[apparmor] [Patch] Fix date time log parsing for 2.8.1

Tue Jan 8 19:39:18 UTC 2013

On 01/08/2013 10:56 AM, Seth Arnold wrote:
> On Tue, Jan 08, 2013 at 04:18:31AM -0800, John Johansen wrote:
>> The following patch extends the libraries log parsing to support more date
>> time formats.
> 
> I haven't tested the code but it reads very clearly. One slight concern
> lower:
> 
>>  /* syslog tokens */
>>  syslog_kernel		kernel{colon}
>> +syslog_yyyymmdd		{digit}{4}{minus}{digit}{2}{minus}{digit}{2}
>> +syslog_date		{syslog_yyyymmdd}
>>  syslog_month 		Jan(uary)?|Feb(ruary)?|Mar(ch)?|Apr(il)?|May|Jun(e)?|Jul(y)?|Aug(ust)?|Sep(tember)?|Oct(ober)?|Nov(ember)?|Dec(ember)?
>> -syslog_time 		{digits}{digits}{colon}{digits}{digits}{colon}{digits}{digits}
>> +hhmmss			{digit}{2}{colon}{digit}{2}{colon}{digit}{2}
>> +timezone		({plus}|{minus}){digit}{2}{colon}{digit}{2}
>> +syslog_time 		{hhmmss}({period}{digits})?{timezone}?
>>  syslog_hostname		[[:alnum:]_-]+
>>  dmesg_timestamp		\[[[:digit:] ]{5,}\.[[:digit:]]{6,}\]
> 
>>  {syslog_kernel}		{ BEGIN(dmesg_timestamp); return(TOK_SYSLOG_KERNEL); }
>>  {syslog_month}		{ yylval->t_str = strdup(yytext); return(TOK_DATE_MONTH); }
>> -{syslog_time}		{ yylval->t_str = strdup(yytext); BEGIN(hostname); return(TOK_DATE_TIME); }
>> +{syslog_date}		{ yylval->t_str = strdup(yytext); return(TOK_DATE); }
>> +{syslog_date}T/{syslog_time}	{ yylval->t_str = strndup(yytext, strlen(yytext)-1); return(TOK_DATE); }
> 
> This introduces a trailing context with variable length; I couldn't
> verify from the flex docs if the performance problem with variable
> trailing context comes from not knowing the length of the leading and
> trailing portions or just not knowing the length of the trailing
> portion.
> 
> It's probably not a large concern, since parsing these correctly is more
> important than parsing them at high speed :) but if it does turn into a
> slow point, keep in mind that we can always re-write these rules to
> remove the variable length.
> 
variable length trailing context is a bit of a concern but not much. It
should only introduce a slow down when the leading context is matched and
the amount of slowdown really depends on input caching. Basically there
are two parts to the slow down
  1. the trailing context gets walked twice.  Once when doing the trailing
     context is matched, and then again after the head is rewound on the
     next match.
  2. the input head needs to be moved back, which means flex has to do
     stuff with input buffering, dynamic allocations etc.
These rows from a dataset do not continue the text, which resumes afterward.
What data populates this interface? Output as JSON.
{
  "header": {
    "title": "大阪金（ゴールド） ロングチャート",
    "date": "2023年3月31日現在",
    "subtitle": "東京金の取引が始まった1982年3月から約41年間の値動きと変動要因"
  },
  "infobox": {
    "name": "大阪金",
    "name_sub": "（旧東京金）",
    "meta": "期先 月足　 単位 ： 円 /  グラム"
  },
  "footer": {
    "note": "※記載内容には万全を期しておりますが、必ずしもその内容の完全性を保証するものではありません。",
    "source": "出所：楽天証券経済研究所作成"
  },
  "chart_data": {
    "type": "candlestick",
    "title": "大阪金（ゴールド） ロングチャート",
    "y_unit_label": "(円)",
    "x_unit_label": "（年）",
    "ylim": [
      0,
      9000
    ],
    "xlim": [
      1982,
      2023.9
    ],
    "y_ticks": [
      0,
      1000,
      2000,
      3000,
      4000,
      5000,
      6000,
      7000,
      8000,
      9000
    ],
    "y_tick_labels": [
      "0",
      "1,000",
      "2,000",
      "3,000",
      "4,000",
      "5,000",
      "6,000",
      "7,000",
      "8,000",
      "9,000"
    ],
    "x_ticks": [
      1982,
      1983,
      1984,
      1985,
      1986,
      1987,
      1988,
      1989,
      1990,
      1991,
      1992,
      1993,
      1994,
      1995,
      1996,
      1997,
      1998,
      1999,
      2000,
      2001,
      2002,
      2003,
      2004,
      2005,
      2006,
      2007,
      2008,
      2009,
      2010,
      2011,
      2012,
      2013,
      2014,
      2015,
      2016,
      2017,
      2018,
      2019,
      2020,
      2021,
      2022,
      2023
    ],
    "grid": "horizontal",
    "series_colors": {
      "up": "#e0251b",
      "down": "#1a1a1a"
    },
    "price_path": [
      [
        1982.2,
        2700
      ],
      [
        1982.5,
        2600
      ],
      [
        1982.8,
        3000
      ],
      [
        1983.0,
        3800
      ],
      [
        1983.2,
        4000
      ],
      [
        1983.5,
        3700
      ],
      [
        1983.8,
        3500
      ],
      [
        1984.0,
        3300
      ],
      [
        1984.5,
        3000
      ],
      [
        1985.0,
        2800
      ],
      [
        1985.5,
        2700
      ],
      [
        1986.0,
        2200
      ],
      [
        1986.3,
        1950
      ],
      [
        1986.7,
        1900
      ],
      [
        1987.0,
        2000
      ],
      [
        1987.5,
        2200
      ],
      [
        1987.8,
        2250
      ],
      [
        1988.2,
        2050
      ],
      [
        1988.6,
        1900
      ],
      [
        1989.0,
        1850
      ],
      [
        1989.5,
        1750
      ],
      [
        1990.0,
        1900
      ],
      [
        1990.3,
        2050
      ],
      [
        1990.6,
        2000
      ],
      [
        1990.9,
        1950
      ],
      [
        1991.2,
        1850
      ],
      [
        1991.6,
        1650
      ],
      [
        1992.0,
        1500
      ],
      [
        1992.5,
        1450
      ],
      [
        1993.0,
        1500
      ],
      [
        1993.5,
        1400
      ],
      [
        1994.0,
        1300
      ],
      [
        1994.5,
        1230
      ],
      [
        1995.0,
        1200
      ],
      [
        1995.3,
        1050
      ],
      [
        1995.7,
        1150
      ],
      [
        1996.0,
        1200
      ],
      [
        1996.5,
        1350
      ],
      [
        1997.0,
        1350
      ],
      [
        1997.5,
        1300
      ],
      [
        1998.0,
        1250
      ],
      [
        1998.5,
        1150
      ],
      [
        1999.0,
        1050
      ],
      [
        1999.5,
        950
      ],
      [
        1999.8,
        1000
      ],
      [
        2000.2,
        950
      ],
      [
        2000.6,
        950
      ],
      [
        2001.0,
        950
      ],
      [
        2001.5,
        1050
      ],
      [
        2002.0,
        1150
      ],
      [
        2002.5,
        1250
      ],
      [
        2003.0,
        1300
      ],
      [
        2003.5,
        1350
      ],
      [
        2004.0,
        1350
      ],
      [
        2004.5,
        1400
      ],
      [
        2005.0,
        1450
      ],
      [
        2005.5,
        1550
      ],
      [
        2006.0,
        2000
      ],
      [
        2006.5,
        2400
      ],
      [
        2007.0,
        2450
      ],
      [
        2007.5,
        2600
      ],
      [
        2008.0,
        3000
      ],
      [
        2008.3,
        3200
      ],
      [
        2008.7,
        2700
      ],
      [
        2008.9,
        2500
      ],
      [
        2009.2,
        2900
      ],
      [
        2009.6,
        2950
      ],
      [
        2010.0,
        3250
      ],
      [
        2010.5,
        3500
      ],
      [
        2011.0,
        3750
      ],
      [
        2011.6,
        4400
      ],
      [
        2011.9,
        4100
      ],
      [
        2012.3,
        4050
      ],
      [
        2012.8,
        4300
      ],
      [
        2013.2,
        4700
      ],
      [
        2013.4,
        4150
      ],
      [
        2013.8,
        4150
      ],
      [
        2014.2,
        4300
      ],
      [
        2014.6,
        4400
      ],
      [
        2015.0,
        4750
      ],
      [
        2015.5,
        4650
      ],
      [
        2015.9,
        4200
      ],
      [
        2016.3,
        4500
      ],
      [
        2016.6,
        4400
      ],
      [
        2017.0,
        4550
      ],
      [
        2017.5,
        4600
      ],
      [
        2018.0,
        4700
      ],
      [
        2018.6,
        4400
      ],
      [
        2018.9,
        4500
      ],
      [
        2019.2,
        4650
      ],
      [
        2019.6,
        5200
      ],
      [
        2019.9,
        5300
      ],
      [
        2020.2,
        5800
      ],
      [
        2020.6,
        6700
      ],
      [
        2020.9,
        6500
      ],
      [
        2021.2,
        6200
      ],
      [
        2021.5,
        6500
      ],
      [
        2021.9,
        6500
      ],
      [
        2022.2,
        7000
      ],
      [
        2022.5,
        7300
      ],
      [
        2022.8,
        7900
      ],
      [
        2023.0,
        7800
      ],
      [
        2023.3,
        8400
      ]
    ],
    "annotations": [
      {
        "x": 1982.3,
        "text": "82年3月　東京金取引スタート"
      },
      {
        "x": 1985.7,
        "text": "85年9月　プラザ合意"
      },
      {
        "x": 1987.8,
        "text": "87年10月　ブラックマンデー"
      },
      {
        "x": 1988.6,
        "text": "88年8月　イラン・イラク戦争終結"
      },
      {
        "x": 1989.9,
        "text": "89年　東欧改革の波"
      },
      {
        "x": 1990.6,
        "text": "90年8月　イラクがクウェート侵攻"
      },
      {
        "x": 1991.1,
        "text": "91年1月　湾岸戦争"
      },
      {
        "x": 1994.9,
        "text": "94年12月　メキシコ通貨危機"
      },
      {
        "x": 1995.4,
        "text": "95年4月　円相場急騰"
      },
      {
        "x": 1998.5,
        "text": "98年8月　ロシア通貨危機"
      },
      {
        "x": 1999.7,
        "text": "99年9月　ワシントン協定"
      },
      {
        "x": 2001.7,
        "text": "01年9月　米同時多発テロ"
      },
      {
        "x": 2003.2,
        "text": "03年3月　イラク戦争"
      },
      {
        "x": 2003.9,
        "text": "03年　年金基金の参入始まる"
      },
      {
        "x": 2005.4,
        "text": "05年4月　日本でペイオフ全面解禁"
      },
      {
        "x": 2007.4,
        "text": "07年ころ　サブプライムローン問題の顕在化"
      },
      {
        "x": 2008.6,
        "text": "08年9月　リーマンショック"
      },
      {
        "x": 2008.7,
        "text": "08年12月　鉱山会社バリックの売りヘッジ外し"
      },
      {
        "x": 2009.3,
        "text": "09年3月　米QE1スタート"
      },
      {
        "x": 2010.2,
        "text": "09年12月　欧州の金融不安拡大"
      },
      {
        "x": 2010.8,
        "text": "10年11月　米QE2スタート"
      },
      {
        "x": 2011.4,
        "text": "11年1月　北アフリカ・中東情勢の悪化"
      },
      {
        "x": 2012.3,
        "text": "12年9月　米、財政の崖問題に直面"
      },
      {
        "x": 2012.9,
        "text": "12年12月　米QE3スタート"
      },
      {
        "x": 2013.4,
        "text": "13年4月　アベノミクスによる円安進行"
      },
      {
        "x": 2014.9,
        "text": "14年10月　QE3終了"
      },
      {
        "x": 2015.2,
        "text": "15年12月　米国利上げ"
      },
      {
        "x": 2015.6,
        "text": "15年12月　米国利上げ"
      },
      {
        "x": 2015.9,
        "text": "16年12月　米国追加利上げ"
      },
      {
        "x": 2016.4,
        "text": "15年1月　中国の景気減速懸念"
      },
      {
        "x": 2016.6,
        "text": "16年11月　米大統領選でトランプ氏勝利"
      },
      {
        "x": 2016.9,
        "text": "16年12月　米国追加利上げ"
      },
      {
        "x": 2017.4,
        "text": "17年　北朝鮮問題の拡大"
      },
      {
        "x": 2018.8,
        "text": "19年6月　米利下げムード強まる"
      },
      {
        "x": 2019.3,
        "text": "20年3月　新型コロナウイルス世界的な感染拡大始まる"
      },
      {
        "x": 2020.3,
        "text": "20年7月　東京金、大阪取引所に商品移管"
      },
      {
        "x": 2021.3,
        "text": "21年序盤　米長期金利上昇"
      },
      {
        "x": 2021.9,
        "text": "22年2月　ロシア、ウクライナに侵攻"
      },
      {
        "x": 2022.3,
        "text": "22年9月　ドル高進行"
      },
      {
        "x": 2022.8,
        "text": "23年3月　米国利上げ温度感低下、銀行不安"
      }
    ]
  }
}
As you noted our trailing context could be expressed as a static pattern,
and doing so would probably speed us up a little bit at the cost of a few
more rules.

I am not really worried though as the variable length trailing context does
have a finite maximum length that is fairly short, so even if flex has to
do some allocations for buffer management it should not be significant.